While the use of barriers is a valuable solution to explore, it is important to preserve the connectivity of European waterways for native migratory species, as outlined in the Water Framework Directive.

Therefore any barrier to prevent the spread of signal crayfish must not affect movement of other wildlife, such as migrating fish. 

This study explored how to construct an effective barrier to stop signal crayfish moving upstream, but allow the passage of fish. To optimise the design of the barrier, a model of crayfish mobility was developed based on factors affecting crayfish movement, such as muscular force and drag exerted by water currents.

A prototype barrier was then tested in a laboratory using signal crayfish taken from a German stream. Food bait was placed beyond the barrier and crayfish were subjected to a range of current speeds.

Researchers also tested the effects of changing the slope and texture of the barrier. Crayfish succeeded in walking over the barrier in 14 out of 32 experiments. When walking failed, crayfish resorted to swimming – a behaviour previously thought to be only for predator evasion. This meant that crayfish could cross the barrier at any slope or texture provided current speed was not too high, at which point the smoother and steeper barriers became harder to cross. Smooth, steep barriers can therefore be effective if the speed of the water flow is sufficient to prevent the crayfish swimming upstream. Since the barriers did not reach the water surface, they would allow fish to pass, however, the authors do highlight that further research, especially trials in a natural setting, would be needed to assess their impact on fish and other animals that live in the river bed.

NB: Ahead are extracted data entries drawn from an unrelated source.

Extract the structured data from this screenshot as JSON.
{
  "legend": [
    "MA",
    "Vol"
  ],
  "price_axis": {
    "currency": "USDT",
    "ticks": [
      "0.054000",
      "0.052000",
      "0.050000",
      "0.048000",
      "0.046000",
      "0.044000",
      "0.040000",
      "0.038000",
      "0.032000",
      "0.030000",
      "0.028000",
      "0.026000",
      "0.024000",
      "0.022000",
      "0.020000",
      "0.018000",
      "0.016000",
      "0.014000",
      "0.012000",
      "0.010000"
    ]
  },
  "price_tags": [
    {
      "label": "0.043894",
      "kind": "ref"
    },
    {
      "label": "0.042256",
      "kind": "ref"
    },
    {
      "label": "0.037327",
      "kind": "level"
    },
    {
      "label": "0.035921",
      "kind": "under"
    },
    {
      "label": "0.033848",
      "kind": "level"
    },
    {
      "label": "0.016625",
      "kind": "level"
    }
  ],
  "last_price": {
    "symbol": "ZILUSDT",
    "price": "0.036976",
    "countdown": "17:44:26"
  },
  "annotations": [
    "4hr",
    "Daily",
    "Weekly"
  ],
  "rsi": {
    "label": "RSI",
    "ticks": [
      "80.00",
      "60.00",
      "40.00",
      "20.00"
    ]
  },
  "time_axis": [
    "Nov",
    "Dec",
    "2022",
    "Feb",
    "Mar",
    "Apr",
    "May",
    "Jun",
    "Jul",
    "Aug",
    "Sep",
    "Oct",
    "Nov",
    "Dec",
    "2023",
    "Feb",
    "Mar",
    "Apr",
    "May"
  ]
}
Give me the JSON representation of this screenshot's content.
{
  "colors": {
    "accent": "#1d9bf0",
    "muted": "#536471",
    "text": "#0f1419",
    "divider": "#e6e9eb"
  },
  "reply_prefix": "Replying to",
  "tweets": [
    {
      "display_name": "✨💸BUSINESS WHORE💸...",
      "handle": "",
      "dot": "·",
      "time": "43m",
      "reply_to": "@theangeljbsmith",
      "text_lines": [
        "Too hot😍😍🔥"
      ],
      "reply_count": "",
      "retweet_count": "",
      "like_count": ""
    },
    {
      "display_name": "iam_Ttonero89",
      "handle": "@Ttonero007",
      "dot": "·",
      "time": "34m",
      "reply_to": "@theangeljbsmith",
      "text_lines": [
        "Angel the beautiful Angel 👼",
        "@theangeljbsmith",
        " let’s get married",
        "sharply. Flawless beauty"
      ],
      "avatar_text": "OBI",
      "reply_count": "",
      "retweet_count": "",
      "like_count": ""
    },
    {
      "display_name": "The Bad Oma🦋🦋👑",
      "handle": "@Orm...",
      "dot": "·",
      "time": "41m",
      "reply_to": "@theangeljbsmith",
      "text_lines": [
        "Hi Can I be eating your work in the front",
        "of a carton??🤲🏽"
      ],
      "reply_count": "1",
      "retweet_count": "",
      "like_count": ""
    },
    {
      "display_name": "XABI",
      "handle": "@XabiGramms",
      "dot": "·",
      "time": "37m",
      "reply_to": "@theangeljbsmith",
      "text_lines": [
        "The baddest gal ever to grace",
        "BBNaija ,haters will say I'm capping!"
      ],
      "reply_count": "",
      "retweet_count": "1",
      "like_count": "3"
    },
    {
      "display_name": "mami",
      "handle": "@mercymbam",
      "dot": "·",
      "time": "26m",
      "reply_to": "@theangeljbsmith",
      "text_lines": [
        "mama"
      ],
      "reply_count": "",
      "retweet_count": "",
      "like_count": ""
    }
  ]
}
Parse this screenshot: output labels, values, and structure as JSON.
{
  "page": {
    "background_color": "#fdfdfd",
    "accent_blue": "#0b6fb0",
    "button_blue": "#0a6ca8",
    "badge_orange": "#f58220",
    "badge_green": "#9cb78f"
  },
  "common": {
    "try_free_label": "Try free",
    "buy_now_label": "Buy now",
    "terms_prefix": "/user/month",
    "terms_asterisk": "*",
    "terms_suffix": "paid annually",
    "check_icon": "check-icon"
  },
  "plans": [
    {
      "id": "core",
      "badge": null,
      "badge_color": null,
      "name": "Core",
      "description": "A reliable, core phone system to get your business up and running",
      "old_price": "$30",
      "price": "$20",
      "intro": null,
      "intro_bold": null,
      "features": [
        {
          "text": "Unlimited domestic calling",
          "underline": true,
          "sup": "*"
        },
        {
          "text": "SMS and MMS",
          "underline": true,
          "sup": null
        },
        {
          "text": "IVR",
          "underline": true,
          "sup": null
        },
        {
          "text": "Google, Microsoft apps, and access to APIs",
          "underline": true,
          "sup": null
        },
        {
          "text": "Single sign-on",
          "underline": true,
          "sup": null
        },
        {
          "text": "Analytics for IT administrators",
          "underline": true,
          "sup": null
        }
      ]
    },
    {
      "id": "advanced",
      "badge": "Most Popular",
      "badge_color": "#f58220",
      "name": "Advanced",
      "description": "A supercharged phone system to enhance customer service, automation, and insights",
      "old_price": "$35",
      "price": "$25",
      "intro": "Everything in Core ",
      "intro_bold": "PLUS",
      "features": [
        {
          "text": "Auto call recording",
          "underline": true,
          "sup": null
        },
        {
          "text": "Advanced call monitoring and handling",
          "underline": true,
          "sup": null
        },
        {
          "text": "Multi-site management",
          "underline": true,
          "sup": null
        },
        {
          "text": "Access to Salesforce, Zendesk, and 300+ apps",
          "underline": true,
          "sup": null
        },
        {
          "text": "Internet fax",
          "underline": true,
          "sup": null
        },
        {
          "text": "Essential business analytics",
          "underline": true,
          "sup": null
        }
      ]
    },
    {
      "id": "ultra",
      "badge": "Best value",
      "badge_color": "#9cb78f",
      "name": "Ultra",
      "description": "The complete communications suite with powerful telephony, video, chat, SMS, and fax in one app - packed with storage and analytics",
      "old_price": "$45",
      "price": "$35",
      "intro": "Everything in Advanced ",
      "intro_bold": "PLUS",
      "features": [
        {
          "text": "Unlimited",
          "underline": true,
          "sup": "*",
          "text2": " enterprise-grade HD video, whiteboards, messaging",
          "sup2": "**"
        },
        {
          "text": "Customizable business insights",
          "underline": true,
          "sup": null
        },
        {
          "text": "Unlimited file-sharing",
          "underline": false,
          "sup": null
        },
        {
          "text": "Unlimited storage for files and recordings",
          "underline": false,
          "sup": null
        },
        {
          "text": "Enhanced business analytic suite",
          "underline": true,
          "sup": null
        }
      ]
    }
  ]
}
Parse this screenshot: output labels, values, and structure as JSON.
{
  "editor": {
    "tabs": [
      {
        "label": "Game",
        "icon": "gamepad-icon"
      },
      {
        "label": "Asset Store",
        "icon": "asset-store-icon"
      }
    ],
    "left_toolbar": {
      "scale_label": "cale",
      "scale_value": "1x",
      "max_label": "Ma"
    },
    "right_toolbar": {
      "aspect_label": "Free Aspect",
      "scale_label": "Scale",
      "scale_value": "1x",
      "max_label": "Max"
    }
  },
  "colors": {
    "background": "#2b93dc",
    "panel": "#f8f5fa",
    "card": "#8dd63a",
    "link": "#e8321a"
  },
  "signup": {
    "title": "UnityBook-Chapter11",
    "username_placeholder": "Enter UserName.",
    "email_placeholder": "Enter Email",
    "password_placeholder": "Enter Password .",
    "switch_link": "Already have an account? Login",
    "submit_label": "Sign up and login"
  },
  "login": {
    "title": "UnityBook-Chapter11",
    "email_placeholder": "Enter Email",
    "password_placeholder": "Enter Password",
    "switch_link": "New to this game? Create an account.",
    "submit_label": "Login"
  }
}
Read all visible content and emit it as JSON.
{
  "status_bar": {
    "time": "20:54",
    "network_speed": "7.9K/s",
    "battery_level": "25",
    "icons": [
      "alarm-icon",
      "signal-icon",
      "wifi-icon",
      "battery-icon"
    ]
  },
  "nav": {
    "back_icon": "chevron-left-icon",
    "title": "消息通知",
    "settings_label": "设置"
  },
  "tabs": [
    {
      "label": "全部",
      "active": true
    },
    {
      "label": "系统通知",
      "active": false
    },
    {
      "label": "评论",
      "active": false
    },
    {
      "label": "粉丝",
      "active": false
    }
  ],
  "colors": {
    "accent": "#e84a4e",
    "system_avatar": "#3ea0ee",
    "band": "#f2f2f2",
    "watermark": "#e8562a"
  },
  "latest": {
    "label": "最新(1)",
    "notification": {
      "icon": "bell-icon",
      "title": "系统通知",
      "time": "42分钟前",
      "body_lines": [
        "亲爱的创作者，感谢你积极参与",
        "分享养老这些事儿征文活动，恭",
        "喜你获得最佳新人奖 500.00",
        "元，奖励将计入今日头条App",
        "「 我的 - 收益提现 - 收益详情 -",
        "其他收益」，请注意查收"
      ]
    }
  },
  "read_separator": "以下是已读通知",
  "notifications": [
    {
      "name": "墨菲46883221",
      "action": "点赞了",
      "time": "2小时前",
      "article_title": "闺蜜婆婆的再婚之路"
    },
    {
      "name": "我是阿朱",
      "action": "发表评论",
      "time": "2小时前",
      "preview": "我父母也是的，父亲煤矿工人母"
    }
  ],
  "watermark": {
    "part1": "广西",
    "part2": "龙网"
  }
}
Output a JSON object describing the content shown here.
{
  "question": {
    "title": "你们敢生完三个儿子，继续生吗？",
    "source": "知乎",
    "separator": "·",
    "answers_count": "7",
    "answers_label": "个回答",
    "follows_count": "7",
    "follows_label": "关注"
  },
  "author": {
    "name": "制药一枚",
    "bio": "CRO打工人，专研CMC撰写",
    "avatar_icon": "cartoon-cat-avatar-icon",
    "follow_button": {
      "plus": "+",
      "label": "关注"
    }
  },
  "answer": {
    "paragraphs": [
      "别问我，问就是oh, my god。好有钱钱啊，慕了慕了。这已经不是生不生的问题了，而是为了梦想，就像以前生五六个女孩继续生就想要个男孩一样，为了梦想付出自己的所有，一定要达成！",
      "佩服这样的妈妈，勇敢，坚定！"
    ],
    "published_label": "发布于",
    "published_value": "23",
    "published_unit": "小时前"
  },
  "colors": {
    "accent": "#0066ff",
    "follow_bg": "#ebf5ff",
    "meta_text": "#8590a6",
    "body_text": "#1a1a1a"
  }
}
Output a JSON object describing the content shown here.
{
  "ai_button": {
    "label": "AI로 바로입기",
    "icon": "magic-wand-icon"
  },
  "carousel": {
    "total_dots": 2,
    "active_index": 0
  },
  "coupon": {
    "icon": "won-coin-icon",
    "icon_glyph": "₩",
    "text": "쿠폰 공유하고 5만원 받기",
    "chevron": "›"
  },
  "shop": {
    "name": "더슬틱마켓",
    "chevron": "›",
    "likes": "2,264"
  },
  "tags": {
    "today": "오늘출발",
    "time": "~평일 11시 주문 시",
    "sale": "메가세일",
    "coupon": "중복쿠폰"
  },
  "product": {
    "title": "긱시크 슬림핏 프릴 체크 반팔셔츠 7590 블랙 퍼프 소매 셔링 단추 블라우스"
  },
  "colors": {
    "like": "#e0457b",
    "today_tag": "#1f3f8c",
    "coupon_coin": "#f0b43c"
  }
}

Although the barriers could stop the invasion of non-indigenous crayfish, they would only partially protect against crayfish plague disease, which can be spread by fish, water birds, boats and anglers. However, the barriers would have value; if plague destroyed a native population, reintroduction of the European crayfish would still be possible if barriers have prevented signal crayfish from colonising the habitat. However, any new population could still potentially be infected, even with the barriers in place.

The researchers discuss different barrier designs and identify potential pitfalls, such as the fact that invasive crayfish are able to use small fissures between the barrier and the bank as a foothold to breach the barriers. Any barrier must also prevent access to the river bank, because crayfish can crawl over land. There may be opportunities to install barriers where existing structures, such as fish ladders, are already in place, reducing the need for separate maintenance regimes.